Key Concepts and Formulas

• Vector Cross Product Property: If $\vec{X} \times \vec{Y} = \vec{0}$, then $\vec{X}$ and $\vec{Y}$ are parallel, meaning $\vec{X} = \lambda \vec{Y}$ for some scalar $\lambda$.
• Distributive Property of Dot Product: $\vec{A} \cdot (\vec{B} + \vec{C}) = \vec{A} \cdot \vec{B} + \vec{A} \cdot \vec{C}$.
• Scalar Multiplication in Dot Product: $(\lambda \vec{A}) \cdot \vec{B} = \lambda (\vec{A} \cdot \vec{B})$.
• Magnitude of a Vector: For a vector $\vec{V} = V_x \hat{i} + V_y \hat{j} + V_z \hat{k}$, its squared magnitude is $|\vec{V}|^2 = V_x^2 + V_y^2 + V_z^2$.

Step-by-Step Solution

We are given the vectors: $\vec{a}=\hat{i}+4 \hat{j}+2 \hat{k}$ $\vec{b}=3 \hat{i}-2 \hat{j}+7 \hat{k}$ $\vec{c}=2 \hat{i}-\hat{j}+4 \hat{k}$

And two conditions for vector $\vec{d}$:

1. $\vec{d} \times \vec{b}=\vec{c} \times \vec{b}$
2. $\vec{d} \cdot \vec{a}=24$

Our goal is to find $|\vec{d}|^2$.

Step 1: Simplify the Cross Product Condition

The first condition is $\vec{d} \times \vec{b}=\vec{c} \times \vec{b}$. We can rearrange this equation by moving the term from the right side to the left side: $\vec{d} \times \vec{b} - \vec{c} \times \vec{b} = \vec{0}$ Using the distributive property of the cross product, we can factor out $\vec{b}$: $(\vec{d} - \vec{c}) \times \vec{b} = \vec{0}$ This implies that the vector $(\vec{d} - \vec{c})$ is parallel to the vector $\vec{b}$. Therefore, $(\vec{d} - \vec{c})$ must be a scalar multiple of $\vec{b}$. Let this scalar be $\lambda$. $\vec{d} - \vec{c} = \lambda \vec{b}$ From this, we can express $\vec{d}$ as: $\vec{d} = \vec{c} + \lambda \vec{b}$ This expression relates $\vec{d}$ to the known vectors $\vec{b}$ and $\vec{c}$, and an unknown scalar $\lambda$.

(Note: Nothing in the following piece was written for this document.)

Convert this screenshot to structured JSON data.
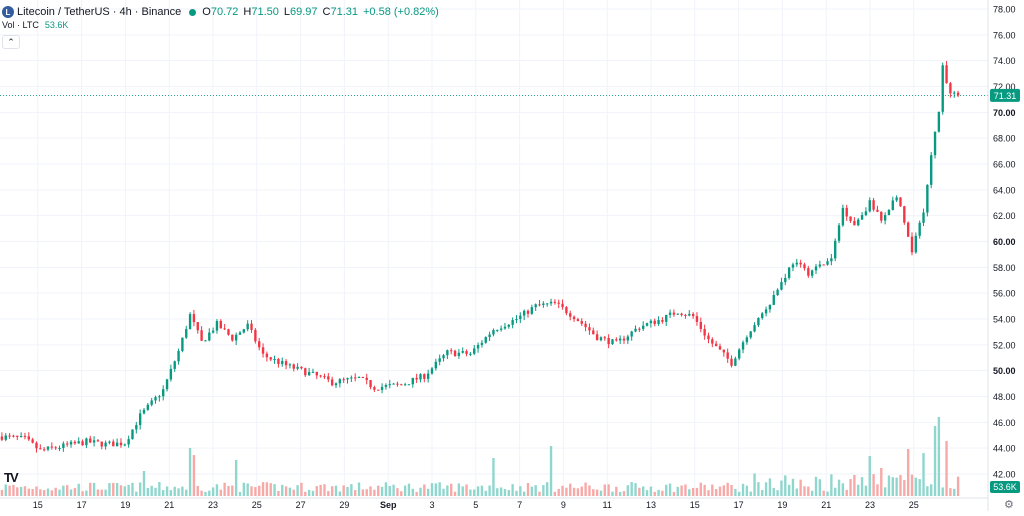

Step 2: Use the Dot Product Condition to Find $\lambda$

Now we use the second condition, $\vec{d} \cdot \vec{a} = 24$. Substitute the expression for $\vec{d}$ from Step 1 into this equation: $(\vec{c} + \lambda \vec{b}) \cdot \vec{a} = 24$ Using the distributive property of the dot product: $\vec{c} \cdot \vec{a} + (\lambda \vec{b}) \cdot \vec{a} = 24$ Using the property that scalar multiples can be factored out of a dot product: $\vec{c} \cdot \vec{a} + \lambda (\vec{b} \cdot \vec{a}) = 24$ Now, we calculate the dot products $\vec{c} \cdot \vec{a}$ and $\vec{b} \cdot \vec{a}$: $\vec{a} \cdot \vec{c} = (\hat{i}+4 \hat{j}+2 \hat{k}) \cdot (2 \hat{i}-\hat{j}+4 \hat{k}) = (1)(2) + (4)(-1) + (2)(4) = 2 - 4 + 8 = 6$ $\vec{b} \cdot \vec{a} = (3 \hat{i}-2 \hat{j}+7 \hat{k}) \cdot (\hat{i}+4 \hat{j}+2 \hat{k}) = (3)(1) + (-2)(4) + (7)(2) = 3 - 8 + 14 = 9$ Substitute these values back into the equation: $6 + \lambda (9) = 24$ Now, solve for $\lambda$: $9\lambda = 24 - 6$ $9\lambda = 18$ $\lambda = \frac{18}{9} = 2$

Step 3: Determine the Vector $\vec{d}$

With the value of $\lambda=2$, we can now find the explicit form of vector $\vec{d}$ by substituting $\lambda$ back into the expression from Step 1: $\vec{d} = \vec{c} + \lambda \vec{b}$ $\vec{d} = (2 \hat{i}-\hat{j}+4 \hat{k}) + 2(3 \hat{i}-2 \hat{j}+7 \hat{k})$ First, perform the scalar multiplication: $\vec{d} = (2 \hat{i}-\hat{j}+4 \hat{k}) + (6 \hat{i}-4 \hat{j}+14 \hat{k})$ Next, perform the vector addition by summing the corresponding components: $\vec{d} = (2+6)\hat{i} + (-1-4)\hat{j} + (4+14)\hat{k}$ $\vec{d} = 8\hat{i} - 5\hat{j} + 18\hat{k}$

Step 4: Calculate the Squared Magnitude of $\vec{d}$

Finally, we need to find $|\vec{d}|^2$. For the vector $\vec{d} = 8\hat{i} - 5\hat{j} + 18\hat{k}$, the components are $d_x=8$, $d_y=-5$, and $d_z=18$. The squared magnitude is calculated as: $|\vec{d}|^2 = d_x^2 + d_y^2 + d_z^2$ $|\vec{d}|^2 = (8)^2 + (-5)^2 + (18)^2$ $|\vec{d}|^2 = 64 + 25 + 324$ $|\vec{d}|^2 = 89 + 324$ $|\vec{d}|^2 = 413$

Common Mistakes & Tips

• Arithmetic Errors: Be meticulous when performing dot product calculations and squaring components. Small errors can propagate and lead to an incorrect final answer.
• Misinterpreting Cross Product: Remember that $\vec{X} \times \vec{Y} = \vec{0}$ implies parallelism, not equality or perpendicularity.
• Algebraic Manipulation: Ensure correct application of vector properties, especially distributivity of dot and cross products.

Summary

The problem was solved by first using the cross product condition $\vec{d} \times \vec{b}=\vec{c} \times \vec{b}$ to establish that $\vec{d} = \vec{c} + \lambda \vec{b}$. Subsequently, the dot product condition $\vec{d} \cdot \vec{a}=24$ was used to form an equation involving only the scalar $\lambda$, which was solved to be $\lambda=2$. With $\lambda$ determined, the vector $\vec{d}$ was explicitly found. Finally, the squared magnitude of $\vec{d}$ was computed using its components.

The final answer is \boxed{413}.